Thursday, December 12, 2013
Connie Cass / The Associated Press
(Continued from page 1)
This Oct. 19, 2012 file photo shows thee audience, who were mostly women, listen behind President Barack Obama as he speaks about the choice facing women in the election during a campaign event at George Mason University in Fairfax, Va. Sorry, fellas, but President Barack Obama’s re-election makes it official: Women can overrule men at the ballot box. For the first time in research dating to 1952, the candidate whom the most men chose – Mitt Romney – lost. More women voted for the other guy. It’s surprising it didn’t happen sooner, since women have been voting in larger numbers than men for almost three decades, exit polls show. (AP Photo/Susan Walsh, File)
When the nation as a whole drifts to the left or right on the big government-small government debate, the gap between men and women fluctuates. Men and women shift their views in the same direction, Kellstedt said, but men as a group tend to change their minds faster and move their views farther.
"The variation among men's opinions is larger," he said. "The flighty, moody ones are the men, not the women."
He said this difference of opinion on the role of government isn't big enough to entirely explain the larger gender gap in voting, however. "It's a little bit of a puzzle."
Women as a group voted Democratic in the past six presidential races, from 1992 through 2012, according to exit polls. The last time they decisively supported a Republican was Ronald Reagan's re-election in 1984. The Reagan years were when Americans first began taking note of the "gender gap," as women's rights groups emphasized that female support for Reagan in 1980 was narrow while male voters overwhelmingly endorsed him.
Men lean Republican but play the field. In the past six presidential races, men voted Republican three times, Democratic twice (including barely supporting Obama in 2008), and essentially split their vote in the 1996 Bill Clinton-Bob Dole race, exit polls show.
This year Obama campaigned on giving a leg up to those needing education, health care or job training. Romney talked about shrinking government, except for the military, and said overgrown social programs were creating a culture of dependency. Their arguments fit the long-running fissure of the gender gap.
"Women stuck with Obama," said Karen Kaufmann, a University of Maryland associate professor who studies the gender gap. "We didn't see a lot of movement from women. The movement was really men going back to the Republican Party."
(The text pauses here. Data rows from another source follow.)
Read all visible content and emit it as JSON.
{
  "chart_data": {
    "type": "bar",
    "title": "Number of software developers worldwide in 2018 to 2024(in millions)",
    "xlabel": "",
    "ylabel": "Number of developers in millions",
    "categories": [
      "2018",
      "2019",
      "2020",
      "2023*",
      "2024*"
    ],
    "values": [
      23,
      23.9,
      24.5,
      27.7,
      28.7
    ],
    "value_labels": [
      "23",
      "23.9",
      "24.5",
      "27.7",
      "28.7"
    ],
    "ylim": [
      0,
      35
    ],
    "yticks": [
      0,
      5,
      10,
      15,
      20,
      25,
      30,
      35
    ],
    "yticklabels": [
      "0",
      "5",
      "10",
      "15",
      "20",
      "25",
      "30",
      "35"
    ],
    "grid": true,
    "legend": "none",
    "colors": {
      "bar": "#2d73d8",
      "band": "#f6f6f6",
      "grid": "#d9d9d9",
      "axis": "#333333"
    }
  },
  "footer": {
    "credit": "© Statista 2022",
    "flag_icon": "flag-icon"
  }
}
Women's support for Obama dropped just 1 percentage point from 2008; they voted for him by 55 percent to 44 percent this time. Men's support for Obama dropped 4 points, flipping them to Romney's side, by a 52-45 margin. Women were 10 percentage points more likely to vote for Obama than men were, according to the survey of voters at the polls conducted for The Associated Press and television networks.
Gallup polling has tracked the gender gap since 1952. Gallup says this year's gender divide was 20 percentage points, the largest ever using its method of calculation.
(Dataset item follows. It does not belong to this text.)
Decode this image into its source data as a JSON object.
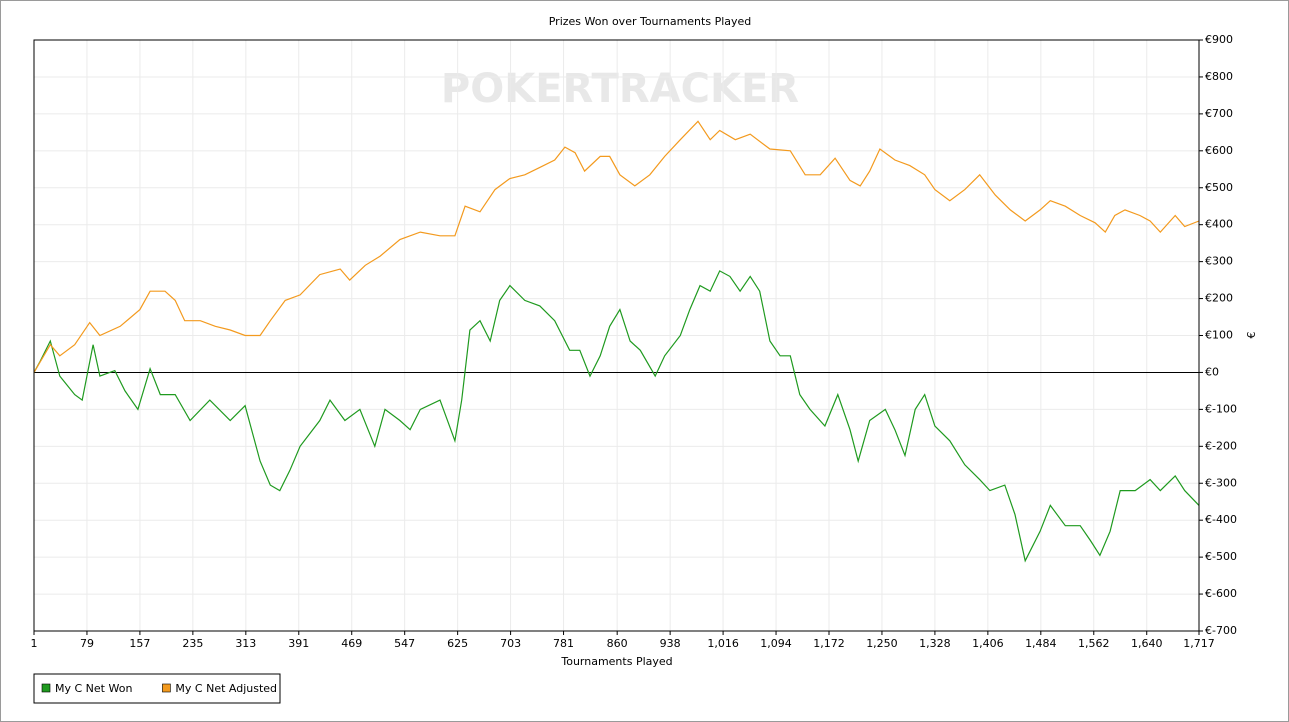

The gender gap isn't just a white thing. It exists even among minorities that vote overwhelmingly Democratic. Obama got 96 percent of black women's votes, but 87 percent of black men's, compared with 76 percent of Hispanic women and 65 percent of Hispanic men, according to the exit poll.
"We group together this white male vote and sort of put that in the Republican ledger and we don't talk enough about all the various subgroups that fit within men and the multiple issues and currents that determine how they're going to vote," said sociologist Donald Levy, director of the Siena College's research institute.
"The Democrats aren't succeeding with some of these folks," Levy said. The Democratic Party needs to figure out why, he said, the same way "the Republicans are doing some soul-searching about how they can appeal to women."